Tribunal Yugoslavia di Den Haag secara resmi mendakwa mantan Presiden
Yugoslavia, Slobodan Milosevic melakukan tindak kejahatan terhadap
kemanusiaan dan tindak kejahatan perang di Kroasia. Dakwaan yang
diajukan bulan lalu oleh Jaksa Utama Carla del Ponte, kini
berkekuatan hukum. Sejauh ini Milosevic hanya didakwa melakukan
tindak kejahatan di Kosovo. Tuduhan kedua berkaitan dengan tahun 1991
dan 1992 ketika Milosevic menjabat Presiden Serbia. Milosevic didakwa
ikut dalam upaya mengusir warga Kroasia dan warga non-Serbia lain
dari Kroasia. Jaksa Utama Carla del Ponte sedang mempersiapkan
dakwaan ketiga berkaitan dengan pembunuhan massal Bosnia.


* PESAWAT RUSIA JATUH AKIBAT RUDAL TENTARA UKRAINA

Konon ditemukan sisa-sisa rudal pertanahan udara di pesawat terbang
Rusia yang jatuh di Laut Hitam, pekan lalu. Demikian seorang anggota
komisi penyelidikan terhadap kantor berita Rusia, Interfax. Sisa-sisa
rudal adalah bagian rudal S-200 yang digunakan tentara Ukraina
sewaktu melakukan latihan militer. Sejauh ini Kementerian Pertahanan
Ukraina selalu menyangkal berita tersebut.

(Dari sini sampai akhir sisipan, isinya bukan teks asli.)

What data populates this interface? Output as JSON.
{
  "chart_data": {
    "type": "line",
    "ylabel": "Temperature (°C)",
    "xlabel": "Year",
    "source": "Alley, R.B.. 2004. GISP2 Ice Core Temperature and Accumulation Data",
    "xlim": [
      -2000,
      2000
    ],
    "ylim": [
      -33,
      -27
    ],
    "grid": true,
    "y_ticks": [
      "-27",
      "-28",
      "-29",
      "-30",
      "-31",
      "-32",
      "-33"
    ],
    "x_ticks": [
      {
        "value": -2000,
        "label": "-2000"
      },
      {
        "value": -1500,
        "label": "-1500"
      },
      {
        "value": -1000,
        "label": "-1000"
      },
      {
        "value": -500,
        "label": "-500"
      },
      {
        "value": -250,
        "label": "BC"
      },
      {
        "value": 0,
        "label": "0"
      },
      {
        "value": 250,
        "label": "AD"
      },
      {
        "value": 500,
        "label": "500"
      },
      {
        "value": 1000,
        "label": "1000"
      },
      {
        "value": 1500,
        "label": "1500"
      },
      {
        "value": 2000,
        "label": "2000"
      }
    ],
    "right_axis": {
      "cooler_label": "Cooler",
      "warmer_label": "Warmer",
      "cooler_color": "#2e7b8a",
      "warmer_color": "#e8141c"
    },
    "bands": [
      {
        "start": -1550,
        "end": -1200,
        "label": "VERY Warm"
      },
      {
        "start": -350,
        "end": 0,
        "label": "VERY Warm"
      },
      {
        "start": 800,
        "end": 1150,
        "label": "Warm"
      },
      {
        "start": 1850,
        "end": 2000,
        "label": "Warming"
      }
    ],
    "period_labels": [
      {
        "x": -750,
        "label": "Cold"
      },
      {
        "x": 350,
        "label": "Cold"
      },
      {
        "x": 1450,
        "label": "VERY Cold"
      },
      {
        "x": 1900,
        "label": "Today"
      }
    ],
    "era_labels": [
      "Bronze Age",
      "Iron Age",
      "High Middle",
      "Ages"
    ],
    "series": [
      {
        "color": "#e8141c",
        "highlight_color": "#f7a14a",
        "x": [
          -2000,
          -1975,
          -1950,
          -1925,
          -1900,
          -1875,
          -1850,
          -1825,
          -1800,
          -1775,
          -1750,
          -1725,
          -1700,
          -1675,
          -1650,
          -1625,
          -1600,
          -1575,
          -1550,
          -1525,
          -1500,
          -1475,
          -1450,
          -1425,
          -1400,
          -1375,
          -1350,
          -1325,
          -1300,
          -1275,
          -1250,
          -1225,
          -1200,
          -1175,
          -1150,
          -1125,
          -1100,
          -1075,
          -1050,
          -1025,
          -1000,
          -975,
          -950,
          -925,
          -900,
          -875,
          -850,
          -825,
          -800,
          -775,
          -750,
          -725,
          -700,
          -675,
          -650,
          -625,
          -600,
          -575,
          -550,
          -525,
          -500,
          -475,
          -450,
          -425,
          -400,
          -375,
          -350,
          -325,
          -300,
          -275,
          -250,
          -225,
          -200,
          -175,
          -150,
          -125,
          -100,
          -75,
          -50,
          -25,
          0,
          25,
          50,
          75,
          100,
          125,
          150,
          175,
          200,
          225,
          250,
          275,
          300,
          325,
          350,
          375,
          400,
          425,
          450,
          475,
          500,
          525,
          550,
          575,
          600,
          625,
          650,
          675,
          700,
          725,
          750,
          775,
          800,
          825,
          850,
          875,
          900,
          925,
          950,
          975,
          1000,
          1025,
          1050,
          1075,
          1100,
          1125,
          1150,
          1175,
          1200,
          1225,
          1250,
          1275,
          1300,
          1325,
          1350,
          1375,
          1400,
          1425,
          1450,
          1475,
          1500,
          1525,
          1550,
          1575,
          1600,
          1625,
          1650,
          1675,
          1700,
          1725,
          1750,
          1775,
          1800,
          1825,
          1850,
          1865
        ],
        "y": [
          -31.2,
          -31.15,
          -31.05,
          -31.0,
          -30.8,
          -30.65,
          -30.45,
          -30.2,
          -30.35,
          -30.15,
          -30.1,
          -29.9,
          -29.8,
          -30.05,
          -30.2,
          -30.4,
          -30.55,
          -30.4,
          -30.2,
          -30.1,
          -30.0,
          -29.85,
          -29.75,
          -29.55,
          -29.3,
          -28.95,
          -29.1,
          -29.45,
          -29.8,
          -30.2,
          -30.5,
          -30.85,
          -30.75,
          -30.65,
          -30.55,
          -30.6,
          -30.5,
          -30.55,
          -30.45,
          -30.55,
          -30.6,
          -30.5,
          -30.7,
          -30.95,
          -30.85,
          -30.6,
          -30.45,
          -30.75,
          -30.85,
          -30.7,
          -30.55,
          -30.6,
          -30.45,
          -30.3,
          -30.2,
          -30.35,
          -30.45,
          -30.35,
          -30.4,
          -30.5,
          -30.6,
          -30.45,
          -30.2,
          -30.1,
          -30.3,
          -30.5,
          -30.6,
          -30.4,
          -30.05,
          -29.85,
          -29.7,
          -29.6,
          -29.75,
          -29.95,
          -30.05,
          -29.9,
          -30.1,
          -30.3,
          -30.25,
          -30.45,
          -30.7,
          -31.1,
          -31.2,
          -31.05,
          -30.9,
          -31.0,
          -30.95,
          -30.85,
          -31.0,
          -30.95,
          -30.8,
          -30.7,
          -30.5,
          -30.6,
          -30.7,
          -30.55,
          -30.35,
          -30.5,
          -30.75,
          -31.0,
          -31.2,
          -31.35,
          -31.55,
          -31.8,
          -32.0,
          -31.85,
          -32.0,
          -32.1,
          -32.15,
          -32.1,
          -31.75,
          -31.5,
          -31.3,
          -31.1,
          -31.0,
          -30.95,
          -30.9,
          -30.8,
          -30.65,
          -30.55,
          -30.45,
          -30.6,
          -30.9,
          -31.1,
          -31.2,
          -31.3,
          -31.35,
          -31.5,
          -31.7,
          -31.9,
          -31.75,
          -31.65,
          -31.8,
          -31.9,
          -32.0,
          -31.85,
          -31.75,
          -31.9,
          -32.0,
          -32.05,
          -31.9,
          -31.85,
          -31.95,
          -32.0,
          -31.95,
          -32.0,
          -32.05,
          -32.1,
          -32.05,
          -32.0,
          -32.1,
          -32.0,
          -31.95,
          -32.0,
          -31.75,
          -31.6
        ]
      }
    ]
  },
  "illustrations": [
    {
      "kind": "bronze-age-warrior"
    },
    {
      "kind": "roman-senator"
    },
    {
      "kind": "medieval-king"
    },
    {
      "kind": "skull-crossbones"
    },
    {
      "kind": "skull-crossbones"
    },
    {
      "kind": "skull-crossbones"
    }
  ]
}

Semua 76 penumpang yang
terutama asal Israel dan Rusia tewas. Pemerintah Israel mengumumkan
Kamis mendatang sebagai Hari Berkabung nasional.


* DI KABUL, PENDUDUK SEMBUNYI DI TENGAH PERANG BARU

Wakil Presiden Hamzah Haz berada dalam dilema dan menghadapi resiko
bisa ditinggalkan para pendukungnya apabila menolak syariah dan
jihad. Demikian anggota DPR dari partai PBB, Sumargono yang
belakangan dekat dengan Presiden Megawati Soekarnoputri. Pertama-tama
kami tanyakan tanggapannya tentang serangan Amerika di Afganistan.

Sumargono [S]: Ya saya menganggap bahwa tindakan Amerika yang begitu
cepat mengambil keputusan menyerang Afganistan, sementara sampai saat
sekarang ini masih belum bisa dibuktikan tuduhan terhadap tersangka
Osama bin Laden apalagi kemudian dikaitkan dengan Afganistan. Ini
menjadi pemicu terhadap sentimen keagamaan yang sangat tinggi di
kalangan negara-negara yang masyarakatnya, rakyatnya lebih banyak
beragama islam, termasuk Indonesia. Kemudian dari sisi lain, dari
aspek humanisme universal ini juga tidak bisa diterima oleh pemikiran
sehat bahwa pemboman ke Afganistan itu diarahkan kepada sentra-sentra
yang terbatas, yaitu untuk tidak mengenai rakyat sipil dan segala
macam. Itu yang ganitan masuk akal. Yang kelihatan sekarang rakyat
sipil itu sudah menderita.

Radio Nederland [RN]: Kan ini terbatas masih mendingan atau tidak?

S: Terbatas saja kita tidak setuju.

RN: Pak Sumargono beberapa tahun lalu anda memimpin suatu upaya untuk
mengirim Jihad ke Bosnia menggerakkan solidaritas, Kisdi. Jadi
sekarang anda setuju juga dengan Jihad dikirim ke Afganistan bukan?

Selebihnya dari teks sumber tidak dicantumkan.